When the Ministry of Health called for the drainage ditches in the already-approved subdivision to be replaced with an underground system installed to avoid open, stagnant pools and a water hazard for children, the Judsons found unexpected costs added to their development.
Seeking compensation, the Judsons sued OCWA and, in turn, OCWA added Emo to the suit.
“OCWA named the town as a third party,” said Judson. “We had absolutely no wish to sue the town but that would be out of our hands.”
But the new council elected last November, which has just one returning member, is now looking beyond the fear of having to pay for the ditching and instead is looking at the revenue the new development will bring in.
Council has sided with the developers, demanding the OCWA look at their responsibility in the development. Now the lawyers for the Judsons and OCWA are negotiating and could seek discovery in April.
“We’re hoping that OCWA will see that the responsibility of the ditch is theirs,” said Judson.
While Emo council has been assured by its lawyer that it will not be liable because the ditches were under OCWA jurisdiction when the development was first approved, it still is taking an active role in resolving the dispute.
“The new council’s position is we would like to do whatever we can to expedite the lawsuit,” Emo Reeve Russ Fortier said last week. “We went to an insurance lawyer, who will try to facilitate between OCWA and Echo Lake.”
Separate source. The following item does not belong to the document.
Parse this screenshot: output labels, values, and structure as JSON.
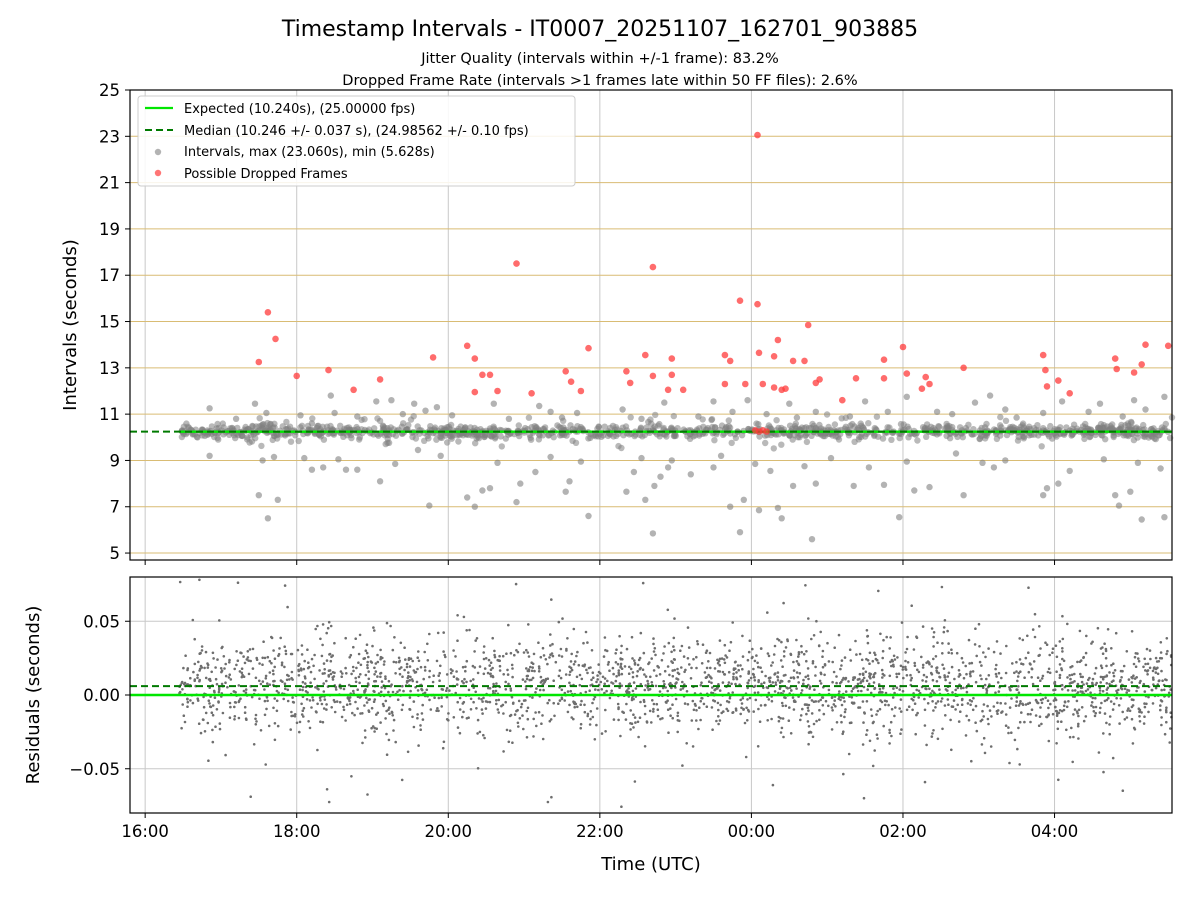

“We’re hoping in this case that [OCWA] will come through with it. From what I understand, they should have in the first place,” added Reeve Fortier. “You’ve had Echo Lakes and council going back and forth when Echo Lakes problem has been with OCWA.
“They have never really responded to that until now.”
To date, only one home has been built as the land is still zoned as an agricultural, one-home only lot.
“You look at the average cost of the homes, about $200,000, and you’re looking at, for every home that goes up, roughly $2,000 [in municipal taxes] each,” Reeve Fortier noted.